Russia is badly weakened by the financial crisis but its leaders are convinced that they hold a strong hand. Some of that is a delusion certainly, if the oil price does not rise but that will not stop them acting with confidence, more than US and European leaders may expect. There is plenty of room for misunderstanding, which could puncture the current mood of cooperation.
Since the turmoil hit hard in September, Medvedev and Vladimir Putin, the Prime Minister, have been less prickly towards Europe and the US. Analysts say that the Kremlin was shocked to run through a third of its foreign currency reserves in a few months, although the oil price is no longer plunging and markets appear to have accepted the level at which Russia wants to defend the rouble.
The Kremlin has become more civil, if not cordial, towards Western counterparts. Relations with Britain are a fraction better, helped by a meeting with Gordon Brown at the G8 summit last summer (which marked a decision on the British side to try to lift the chill). Putin and Medvedev said they welcomed Obama’s election as a chance for a change. This may reflect their recognition of economic vulnerability.
But it would be a mistake to think that they are approaching these summits in a conciliatory mood. Take last summer’s war with Georgia. Put bluntly, Russia won everything it wanted. It has kept its presence in Abkhazia and South Ossetia, Georgia’s breakaway provinces. It has undermined Mikheil Saakashvili, Georgia’s President, in the eyes of the White House and Georgians themselves. The question of Nato expansion (to Ukraine, Georgia and anywhere else) is now off the agenda (probably it always was, given German opposition, but that was not clear-cut a year ago).
The US team would be rash to assume requests for help on Iran or Afghanistan will be answered.
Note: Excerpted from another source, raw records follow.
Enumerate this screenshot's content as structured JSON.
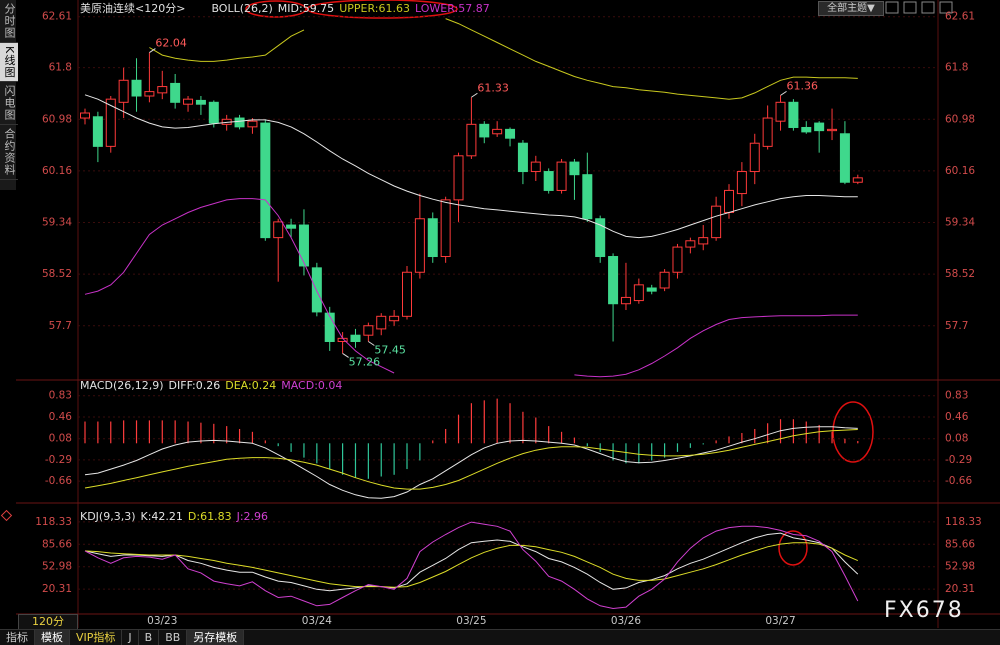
{
  "chart_data": [
    {
      "type": "candlestick",
      "title": "美原油连续<120分>",
      "indicator": "BOLL(26,2)",
      "categories": [
        null,
        null,
        null,
        null,
        null,
        null,
        "03/23",
        null,
        null,
        null,
        null,
        null,
        null,
        null,
        null,
        null,
        null,
        null,
        "03/24",
        null,
        null,
        null,
        null,
        null,
        null,
        null,
        null,
        null,
        null,
        null,
        "03/25",
        null,
        null,
        null,
        null,
        null,
        null,
        null,
        null,
        null,
        null,
        null,
        "03/26",
        null,
        null,
        null,
        null,
        null,
        null,
        null,
        null,
        null,
        null,
        null,
        "03/27",
        null,
        null,
        null,
        null,
        null,
        null
      ],
      "open": [
        61.0,
        61.02,
        60.55,
        61.25,
        61.6,
        61.35,
        61.4,
        61.55,
        61.22,
        61.28,
        61.25,
        60.9,
        61.0,
        60.86,
        60.92,
        59.1,
        59.3,
        59.3,
        58.62,
        57.9,
        57.45,
        57.55,
        57.55,
        57.65,
        57.78,
        57.85,
        58.55,
        59.4,
        58.8,
        59.7,
        60.4,
        60.9,
        60.75,
        60.82,
        60.6,
        60.15,
        60.15,
        59.85,
        60.3,
        60.1,
        59.4,
        58.8,
        58.05,
        58.1,
        58.3,
        58.3,
        58.55,
        58.95,
        59.0,
        59.1,
        59.5,
        59.8,
        60.15,
        60.55,
        60.95,
        61.25,
        60.85,
        60.92,
        60.8,
        60.75,
        59.98
      ],
      "high": [
        61.15,
        61.1,
        61.35,
        61.8,
        61.95,
        62.04,
        61.75,
        61.7,
        61.35,
        61.35,
        61.28,
        61.05,
        61.05,
        61.0,
        60.98,
        59.4,
        59.4,
        59.55,
        58.7,
        58.0,
        57.6,
        57.65,
        57.75,
        57.9,
        57.95,
        58.65,
        59.8,
        59.5,
        59.75,
        60.45,
        61.33,
        60.95,
        60.95,
        60.85,
        60.65,
        60.4,
        60.2,
        60.35,
        60.35,
        60.45,
        59.45,
        58.85,
        58.7,
        58.45,
        58.35,
        58.6,
        59.0,
        59.1,
        59.3,
        59.75,
        59.95,
        60.3,
        60.75,
        61.2,
        61.36,
        61.3,
        60.95,
        60.95,
        61.15,
        60.95,
        60.1
      ],
      "low": [
        60.9,
        60.3,
        60.45,
        61.0,
        61.1,
        61.25,
        61.3,
        61.15,
        61.1,
        61.05,
        60.85,
        60.8,
        60.82,
        60.75,
        59.05,
        58.4,
        59.1,
        58.5,
        57.85,
        57.3,
        57.26,
        57.35,
        57.45,
        57.55,
        57.7,
        57.8,
        58.45,
        58.7,
        58.7,
        59.35,
        60.35,
        60.6,
        60.7,
        60.55,
        59.95,
        60.0,
        59.8,
        59.8,
        59.7,
        59.35,
        58.7,
        57.45,
        57.95,
        58.05,
        58.2,
        58.25,
        58.45,
        58.85,
        58.9,
        59.05,
        59.4,
        59.6,
        59.95,
        60.5,
        60.8,
        60.8,
        60.75,
        60.45,
        60.65,
        59.95,
        59.95
      ],
      "close": [
        61.08,
        60.55,
        61.3,
        61.6,
        61.35,
        61.42,
        61.5,
        61.25,
        61.3,
        61.22,
        60.92,
        60.98,
        60.86,
        60.95,
        59.1,
        59.35,
        59.25,
        58.65,
        57.92,
        57.45,
        57.5,
        57.45,
        57.7,
        57.85,
        57.85,
        58.55,
        59.4,
        58.8,
        59.7,
        60.4,
        60.9,
        60.7,
        60.82,
        60.68,
        60.15,
        60.3,
        59.85,
        60.3,
        60.1,
        59.4,
        58.8,
        58.05,
        58.15,
        58.35,
        58.25,
        58.55,
        58.95,
        59.05,
        59.1,
        59.6,
        59.85,
        60.15,
        60.6,
        61.0,
        61.25,
        60.85,
        60.78,
        60.8,
        60.82,
        59.98,
        60.05
      ],
      "up_color": "#ff3a3a",
      "down_color": "#3fd88c",
      "series": [
        {
          "name": "MID:59.75",
          "color": "#e6e6e6",
          "values": [
            61.37,
            61.3,
            61.2,
            61.1,
            61.0,
            60.92,
            60.86,
            60.84,
            60.85,
            60.88,
            60.91,
            60.93,
            60.95,
            60.97,
            60.97,
            60.93,
            60.86,
            60.75,
            60.62,
            60.48,
            60.35,
            60.24,
            60.12,
            60.02,
            59.92,
            59.84,
            59.77,
            59.71,
            59.66,
            59.62,
            59.59,
            59.56,
            59.54,
            59.52,
            59.5,
            59.48,
            59.46,
            59.45,
            59.43,
            59.38,
            59.3,
            59.2,
            59.12,
            59.1,
            59.12,
            59.17,
            59.23,
            59.3,
            59.37,
            59.44,
            59.5,
            59.56,
            59.62,
            59.67,
            59.72,
            59.75,
            59.77,
            59.77,
            59.76,
            59.75,
            59.75
          ]
        },
        {
          "name": "UPPER:61.63",
          "color": "#c8c81e",
          "values": [
            null,
            null,
            null,
            null,
            null,
            62.12,
            62.0,
            61.95,
            61.92,
            61.9,
            61.9,
            61.92,
            61.95,
            61.97,
            62.0,
            62.15,
            62.3,
            62.4,
            null,
            null,
            null,
            null,
            null,
            null,
            null,
            null,
            null,
            null,
            62.58,
            62.5,
            62.4,
            62.3,
            62.2,
            62.1,
            62.0,
            61.9,
            61.82,
            61.74,
            61.66,
            61.6,
            61.55,
            61.5,
            61.48,
            61.45,
            61.43,
            61.41,
            61.38,
            61.36,
            61.34,
            61.32,
            61.3,
            61.32,
            61.4,
            61.5,
            61.6,
            61.65,
            61.65,
            61.64,
            61.64,
            61.64,
            61.63
          ]
        },
        {
          "name": "LOWER:57.87",
          "color": "#c832c8",
          "values": [
            58.2,
            58.25,
            58.35,
            58.55,
            58.85,
            59.15,
            59.3,
            59.4,
            59.5,
            59.58,
            59.64,
            59.7,
            59.72,
            59.72,
            59.7,
            59.45,
            59.1,
            58.7,
            58.25,
            57.85,
            57.5,
            57.3,
            57.15,
            57.05,
            56.95,
            null,
            null,
            null,
            null,
            null,
            null,
            null,
            null,
            null,
            null,
            null,
            null,
            null,
            56.92,
            56.9,
            56.89,
            56.9,
            56.93,
            57.0,
            57.1,
            57.22,
            57.35,
            57.5,
            57.62,
            57.72,
            57.8,
            57.83,
            57.84,
            57.85,
            57.86,
            57.86,
            57.86,
            57.86,
            57.87,
            57.87,
            57.87
          ]
        }
      ],
      "annotations": [
        62.04,
        57.26,
        61.33,
        57.45,
        61.36
      ],
      "ylim": [
        56.87,
        62.78
      ],
      "yticks": [
        62.61,
        61.8,
        60.98,
        60.16,
        59.34,
        58.52,
        57.7
      ],
      "grid": true
    },
    {
      "type": "macd",
      "indicator": "MACD(26,12,9)",
      "series": [
        {
          "name": "DIFF:0.26",
          "color": "#e6e6e6",
          "values": [
            -0.55,
            -0.52,
            -0.45,
            -0.38,
            -0.3,
            -0.2,
            -0.1,
            -0.03,
            0.02,
            0.04,
            0.05,
            0.04,
            0.02,
            0.0,
            -0.08,
            -0.2,
            -0.32,
            -0.45,
            -0.58,
            -0.72,
            -0.82,
            -0.9,
            -0.95,
            -0.96,
            -0.93,
            -0.85,
            -0.72,
            -0.62,
            -0.48,
            -0.34,
            -0.2,
            -0.08,
            0.0,
            0.04,
            0.05,
            0.04,
            0.02,
            0.0,
            -0.03,
            -0.1,
            -0.18,
            -0.26,
            -0.32,
            -0.34,
            -0.33,
            -0.3,
            -0.26,
            -0.22,
            -0.17,
            -0.12,
            -0.05,
            0.02,
            0.08,
            0.15,
            0.22,
            0.26,
            0.28,
            0.29,
            0.29,
            0.27,
            0.26
          ]
        },
        {
          "name": "DEA:0.24",
          "color": "#dcdc28",
          "values": [
            -0.78,
            -0.74,
            -0.7,
            -0.65,
            -0.6,
            -0.55,
            -0.5,
            -0.45,
            -0.4,
            -0.36,
            -0.32,
            -0.28,
            -0.26,
            -0.25,
            -0.25,
            -0.26,
            -0.29,
            -0.33,
            -0.38,
            -0.45,
            -0.52,
            -0.6,
            -0.67,
            -0.73,
            -0.78,
            -0.8,
            -0.8,
            -0.77,
            -0.72,
            -0.65,
            -0.55,
            -0.45,
            -0.35,
            -0.26,
            -0.18,
            -0.12,
            -0.08,
            -0.06,
            -0.06,
            -0.07,
            -0.1,
            -0.13,
            -0.16,
            -0.19,
            -0.21,
            -0.22,
            -0.22,
            -0.21,
            -0.19,
            -0.16,
            -0.12,
            -0.07,
            -0.02,
            0.03,
            0.08,
            0.13,
            0.17,
            0.2,
            0.22,
            0.23,
            0.24
          ]
        }
      ],
      "histogram": {
        "name": "MACD:0.04",
        "color": "#d040d0",
        "up_color": "#ff3c3c",
        "down_color": "#2fc79a",
        "values": [
          0.38,
          0.38,
          0.38,
          0.4,
          0.4,
          0.4,
          0.4,
          0.4,
          0.38,
          0.36,
          0.34,
          0.3,
          0.25,
          0.2,
          0.05,
          -0.05,
          -0.15,
          -0.25,
          -0.35,
          -0.45,
          -0.55,
          -0.6,
          -0.62,
          -0.58,
          -0.55,
          -0.45,
          -0.3,
          0.05,
          0.25,
          0.5,
          0.7,
          0.75,
          0.78,
          0.7,
          0.55,
          0.45,
          0.3,
          0.2,
          0.1,
          -0.05,
          -0.15,
          -0.3,
          -0.35,
          -0.35,
          -0.3,
          -0.25,
          -0.15,
          -0.08,
          -0.02,
          0.05,
          0.12,
          0.18,
          0.25,
          0.35,
          0.42,
          0.42,
          0.38,
          0.32,
          0.2,
          0.08,
          0.04
        ]
      },
      "ylim": [
        -0.99,
        1.07
      ],
      "yticks": [
        0.83,
        0.46,
        0.08,
        -0.29,
        -0.66
      ],
      "grid": true
    },
    {
      "type": "line",
      "indicator": "KDJ(9,3,3)",
      "series": [
        {
          "name": "K:42.21",
          "color": "#e6e6e6",
          "values": [
            76,
            72,
            68,
            70,
            70,
            69,
            68,
            70,
            62,
            58,
            52,
            48,
            45,
            45,
            38,
            32,
            30,
            25,
            20,
            18,
            20,
            22,
            25,
            24,
            22,
            28,
            45,
            55,
            65,
            78,
            88,
            90,
            92,
            90,
            82,
            75,
            65,
            60,
            52,
            42,
            30,
            20,
            22,
            30,
            34,
            40,
            50,
            58,
            64,
            72,
            80,
            88,
            95,
            100,
            102,
            95,
            92,
            88,
            80,
            60,
            42.21
          ]
        },
        {
          "name": "D:61.83",
          "color": "#dcdc28",
          "values": [
            76,
            75,
            73,
            72,
            71,
            70,
            70,
            70,
            68,
            65,
            62,
            58,
            55,
            52,
            48,
            44,
            40,
            36,
            32,
            28,
            26,
            24,
            24,
            24,
            23,
            24,
            30,
            38,
            46,
            56,
            66,
            74,
            80,
            84,
            84,
            82,
            78,
            74,
            68,
            60,
            52,
            42,
            36,
            33,
            33,
            35,
            40,
            45,
            50,
            56,
            63,
            70,
            76,
            82,
            86,
            88,
            88,
            86,
            80,
            70,
            61.83
          ]
        },
        {
          "name": "J:2.96",
          "color": "#d040d0",
          "values": [
            76,
            66,
            58,
            66,
            68,
            67,
            64,
            70,
            50,
            44,
            32,
            28,
            25,
            31,
            18,
            8,
            10,
            3,
            -4,
            -2,
            8,
            18,
            27,
            24,
            20,
            36,
            75,
            89,
            100,
            110,
            118,
            115,
            112,
            105,
            78,
            61,
            39,
            32,
            20,
            6,
            -4,
            -8,
            -6,
            10,
            20,
            35,
            60,
            80,
            95,
            105,
            110,
            112,
            112,
            110,
            106,
            100,
            98,
            90,
            75,
            40,
            2.96
          ]
        }
      ],
      "ylim": [
        -16,
        143
      ],
      "yticks": [
        118.33,
        85.66,
        52.98,
        20.31
      ],
      "grid": true
    }
  ],
  "ui": {
    "sidebar": [
      "分时图",
      "K线图",
      "闪电图",
      "合约资料"
    ],
    "period": "120分",
    "toolbar": [
      "指标",
      "模板",
      "VIP指标",
      "J",
      "B",
      "BB",
      "另存模板"
    ],
    "theme_button": "全部主题▼",
    "watermark": "FX678"
  }
}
The US offer not to put missile defences in Poland and the Czech Republic could easily be misinterpreted as a sign of weakness.
The huge shake-up of the army that Medvedev announced on Tuesday focusing on the Caucasus and Central Asia, including Afghanistan’s borders leaves Russia better placed to assert its influence against Nato’s. True, the new plan may be motivated by lack of cash but it shrewdly ditches the old obsession with pouring troops on to the Polish border, and shows an agile sense of how to maximise influence on a budget.
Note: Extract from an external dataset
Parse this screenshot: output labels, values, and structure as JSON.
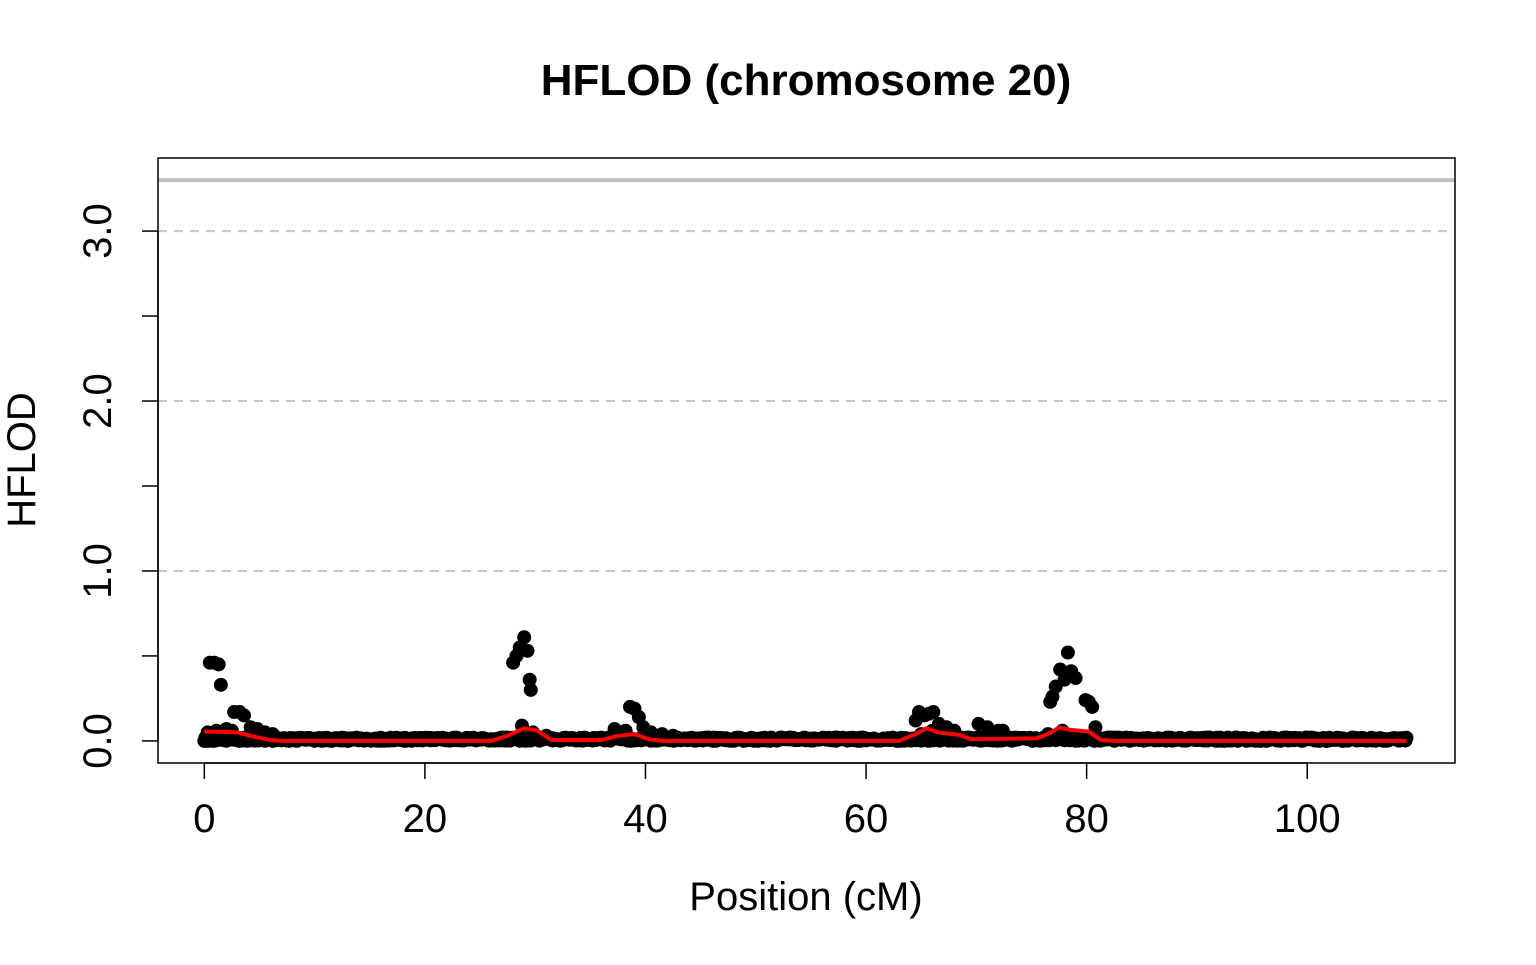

The economic turmoil has also strengthened Russia’s confidence in criticising the US. The G20 will provide a much better platform from which to proclaim the faults of Western capitalism than would the old G8, the club of rich nations. There, Russia holds its place on sufferance, having disappointed early predictions of its steady evolution towards democracy. In the G20, it will be backed up by the giants of the developing world if it lambasts the US for bringing misery to the world.
On the face of it, a financially weakened Russia should be easier to handle. But its leaders’ overriding confidence, based on the Georgian war and a belief that capitalism is in crisis, is a recipe for misunderstanding or even conflict.